喬大夫上前摸了一下他的額頭,又給李大夫號脈,“燒是退了,不過這病還有得反複,這幾天你先好好躺著,沒事和我一起琢磨琢磨藥方。對了,師兄,你平日裡也是極為謹慎的人,怎麼就給染上疫症了?”
李大夫想開口回話,可嗓子乾巴得厲害,刺疼刺疼的,還好苗氏這會兒端了一碗粥過來,“李大夫,來,先喝碗粥潤潤喉,不夠後邊我再給你盛去。”
李大夫手腳乏力的很,根本抬不起手接碗,啞巴藥僮極有眼色的將苗氏遞來的碗接過,吹涼後一勺一勺的喂進李大夫嘴裡。
李大夫也不講究些有的沒的,人都病著呢,也就由著啞巴藥僮給他喂食了。
喝了幾口粥後,嗓子總算沒那麼乾了,軟白細膩的清粥,他已是許久沒能見著了,上一回喝的那烏糟糟的雜糧,差點沒給他原地送走。
於是,順了氣後,他才在喬大夫急切的眼神中將自己染疫的大致經曆娓娓道來。
沒啥陰謀詭計,就是極簡單極單純的醫患之間,看病付糧抵藥錢。
也不是李大夫非逼著人給,估摸也是那人欠得多了,急得不行,怕回頭再攤上點啥事的,李大夫不給治。所以,才去掘了老鼠洞,刨了老鼠的糧倉,掏來不少雜七雜八的糧食,拿來抵藥錢。
當然,李大夫的話說得委婉,也並未指出那個拿糧抵藥錢的人是誰家的。但是,大夥都是明白人,知道若非遭遇滅頂之災,餓到性命堪憂。否則,從邋遢不堪的鼠洞中掏來的糧食,人一般也是不吃的。
畢竟,經過老鼠的臭嘴巴搬運過的食物,天曉得是不是帶著啥病菌之類的。
話說當時李大夫也是餓了兩天,那人捧著一堆亂糟糟,帶著古怪味道的雜糧來時,他也是猶豫過的。他本意是不想在大家夥都餓得走投無路時,收那人的“抵藥錢”,可無奈對方放下糧,人就飛快的跑了。

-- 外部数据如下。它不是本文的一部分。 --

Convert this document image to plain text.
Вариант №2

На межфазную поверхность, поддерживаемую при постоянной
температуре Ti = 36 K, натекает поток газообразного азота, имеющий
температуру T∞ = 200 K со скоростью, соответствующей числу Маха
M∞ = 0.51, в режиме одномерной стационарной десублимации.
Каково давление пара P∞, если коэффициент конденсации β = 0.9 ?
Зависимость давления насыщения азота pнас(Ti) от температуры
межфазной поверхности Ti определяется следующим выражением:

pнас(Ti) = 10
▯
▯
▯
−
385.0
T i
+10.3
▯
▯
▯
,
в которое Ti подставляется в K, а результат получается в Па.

李大夫本就一把年紀,又餓了兩天,哪有力氣去追人。讓啞巴藥僮將人追回,啞巴藥僮又不願意,直接拿了雜糧去熬粥給他吃。
他當時還覺得委實不該收人家的“抵藥錢”來著,後來等啞巴藥僮把熬好的粥端到他麵前時,他見生米煮成了熟飯,肚子裡咕咕直叫,餓得人頭昏眼花,歎了口氣,也就收
了下來。
當時,他還叫啞巴藥僮一起吃來的。結果……,還好,還好,啞巴藥僮沒吃。否則,兩人都中招就徹底一鍋端了。
眾人聽後個個俱都瞠目結舌,沒想到還有人如此做,這不是喪良心,純心害人嗎?
喬大夫氣得小胡子亂飛,指著李大夫破口大罵,“師兄啊師兄,枉你還是藥……還是杏林中人,居然連如此顯而易見的坑都栽了,你糊塗啊。”
李大夫:彆以為我沒聽出你罵我枉為藥王穀第一傳人,咋樣?小子,想乾掉我上位,來呀來呀!
喬大夫:就罵你個腦子一根筋的二愣子,要不是你進門時磕了一腳,直接趴在師父跟前,師父當你給他老人家行了個五體投地的大禮,才占了先一步拜師的便宜。否則,誰是師兄,誰是師弟,還猶未可知。
李大夫:嗬嗬,老夫得天獨厚,氣運滔天,你小子可羨慕不來。
喬大夫:我羨慕?我羨慕你個大頭鬼喲,蠢得跟老鼠分糧吃的傻叉,吃完還染上鼠疫,嗬,見過蠢的,沒見過比你更蠢的。